A U.S. District Court judge said no Monday to a trucking industry group seeking to stop the ports of Los Angeles and Long Beach from starting their landmark Clean Trucks Program on Oct. 1.
The American Trucking Association had sought a preliminary injunction to halt the program, which requires trucking firms to obtain a concession, retire older model trucks and dispatch only drivers who have undergone a security background check and obtained a federal transportation worker identification credential.
The association alleged the ports are attempting to impose restrictions on motor carriers in violation of federal law. At a hearing Monday, U.S. District Court Judge Christina Snyder rejected imposing the injunction.
Long Beach Port President James Hankla said the ruling was an important step toward cleaning up the air and better securing the ports.
"Concessions are a key element of our Clean Trucks Program so that we can ring a new generation of clean trucks and clean air to this region, and so we can begin a new era in port security," said Hankla said in a statement.
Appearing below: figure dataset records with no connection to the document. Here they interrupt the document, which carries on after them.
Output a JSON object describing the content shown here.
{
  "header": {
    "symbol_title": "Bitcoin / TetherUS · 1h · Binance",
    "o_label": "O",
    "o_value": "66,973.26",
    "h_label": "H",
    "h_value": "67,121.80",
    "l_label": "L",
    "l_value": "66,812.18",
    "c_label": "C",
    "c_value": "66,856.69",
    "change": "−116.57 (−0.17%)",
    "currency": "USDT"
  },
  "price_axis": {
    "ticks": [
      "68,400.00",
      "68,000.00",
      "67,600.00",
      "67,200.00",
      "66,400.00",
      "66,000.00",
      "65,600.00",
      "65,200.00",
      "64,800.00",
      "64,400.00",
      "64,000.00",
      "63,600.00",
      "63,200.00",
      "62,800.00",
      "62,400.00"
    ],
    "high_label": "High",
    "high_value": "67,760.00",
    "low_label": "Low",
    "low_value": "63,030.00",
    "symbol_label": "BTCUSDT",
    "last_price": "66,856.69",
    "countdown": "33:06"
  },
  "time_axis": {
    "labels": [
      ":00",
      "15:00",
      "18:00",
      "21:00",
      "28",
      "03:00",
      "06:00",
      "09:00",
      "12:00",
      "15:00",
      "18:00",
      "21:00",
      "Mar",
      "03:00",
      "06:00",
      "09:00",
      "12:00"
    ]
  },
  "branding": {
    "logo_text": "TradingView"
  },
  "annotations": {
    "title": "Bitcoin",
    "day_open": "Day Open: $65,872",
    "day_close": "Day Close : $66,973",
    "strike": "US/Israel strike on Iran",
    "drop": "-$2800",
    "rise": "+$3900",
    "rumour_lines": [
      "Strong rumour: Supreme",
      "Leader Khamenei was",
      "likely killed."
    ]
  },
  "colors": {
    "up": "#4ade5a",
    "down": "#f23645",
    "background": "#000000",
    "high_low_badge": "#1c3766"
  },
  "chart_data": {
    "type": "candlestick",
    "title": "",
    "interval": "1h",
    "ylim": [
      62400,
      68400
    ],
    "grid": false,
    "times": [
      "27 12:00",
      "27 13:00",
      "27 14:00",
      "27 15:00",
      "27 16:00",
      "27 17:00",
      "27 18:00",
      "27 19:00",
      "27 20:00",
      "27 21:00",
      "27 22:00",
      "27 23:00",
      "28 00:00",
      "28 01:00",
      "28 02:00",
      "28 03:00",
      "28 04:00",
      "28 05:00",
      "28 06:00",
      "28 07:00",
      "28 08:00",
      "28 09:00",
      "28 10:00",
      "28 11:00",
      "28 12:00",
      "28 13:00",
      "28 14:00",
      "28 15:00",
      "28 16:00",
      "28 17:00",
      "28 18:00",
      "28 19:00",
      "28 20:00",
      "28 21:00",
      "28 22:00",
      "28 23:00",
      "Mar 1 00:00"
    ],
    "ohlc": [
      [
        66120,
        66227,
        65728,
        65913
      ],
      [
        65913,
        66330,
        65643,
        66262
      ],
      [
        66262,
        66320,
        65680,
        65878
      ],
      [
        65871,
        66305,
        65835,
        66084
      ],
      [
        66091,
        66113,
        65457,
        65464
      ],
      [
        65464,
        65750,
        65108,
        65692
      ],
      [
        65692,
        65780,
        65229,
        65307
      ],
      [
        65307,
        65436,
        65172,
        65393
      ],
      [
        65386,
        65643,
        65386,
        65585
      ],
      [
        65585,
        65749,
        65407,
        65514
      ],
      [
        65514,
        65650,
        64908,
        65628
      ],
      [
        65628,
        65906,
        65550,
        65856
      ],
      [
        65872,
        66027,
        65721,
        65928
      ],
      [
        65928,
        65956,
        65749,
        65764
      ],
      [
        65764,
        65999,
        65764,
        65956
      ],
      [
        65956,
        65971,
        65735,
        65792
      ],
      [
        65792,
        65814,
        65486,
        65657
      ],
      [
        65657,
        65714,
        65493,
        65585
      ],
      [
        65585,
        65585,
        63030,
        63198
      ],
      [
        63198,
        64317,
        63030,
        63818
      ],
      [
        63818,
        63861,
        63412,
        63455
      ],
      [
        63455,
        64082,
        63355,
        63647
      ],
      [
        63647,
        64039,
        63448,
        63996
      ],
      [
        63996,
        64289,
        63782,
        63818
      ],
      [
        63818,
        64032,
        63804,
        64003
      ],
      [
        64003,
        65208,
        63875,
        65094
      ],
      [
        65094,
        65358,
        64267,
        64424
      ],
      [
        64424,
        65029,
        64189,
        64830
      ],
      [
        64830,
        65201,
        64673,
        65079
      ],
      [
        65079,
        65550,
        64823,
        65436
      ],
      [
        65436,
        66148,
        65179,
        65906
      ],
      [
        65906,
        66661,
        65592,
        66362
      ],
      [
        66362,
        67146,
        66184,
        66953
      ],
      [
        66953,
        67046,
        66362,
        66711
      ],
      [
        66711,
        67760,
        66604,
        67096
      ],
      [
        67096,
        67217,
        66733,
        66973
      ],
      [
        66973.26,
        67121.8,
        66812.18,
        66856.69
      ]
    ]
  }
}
As of Oct. 1 all trucks built in 1988 or prior will be prohibited from carrying goods in and out of the ports. Also, the ports will begin assessing a fee of $35 per 20-foot-long cargo container to fund a financial assistance program that will help truck owners buy cleaner trucks. By 2012, all trucks entering port terminals must have engines that meet 2007 federal emission standards, which are 80 percent cleaner than today's engines.
"ATA is in favor of the clean truck program, despite what port lawyers and Teamsters say," said Clayton Boyce, association spokesman. "Our lawsuit challenged only the concession plans which have nothing to do with clean air."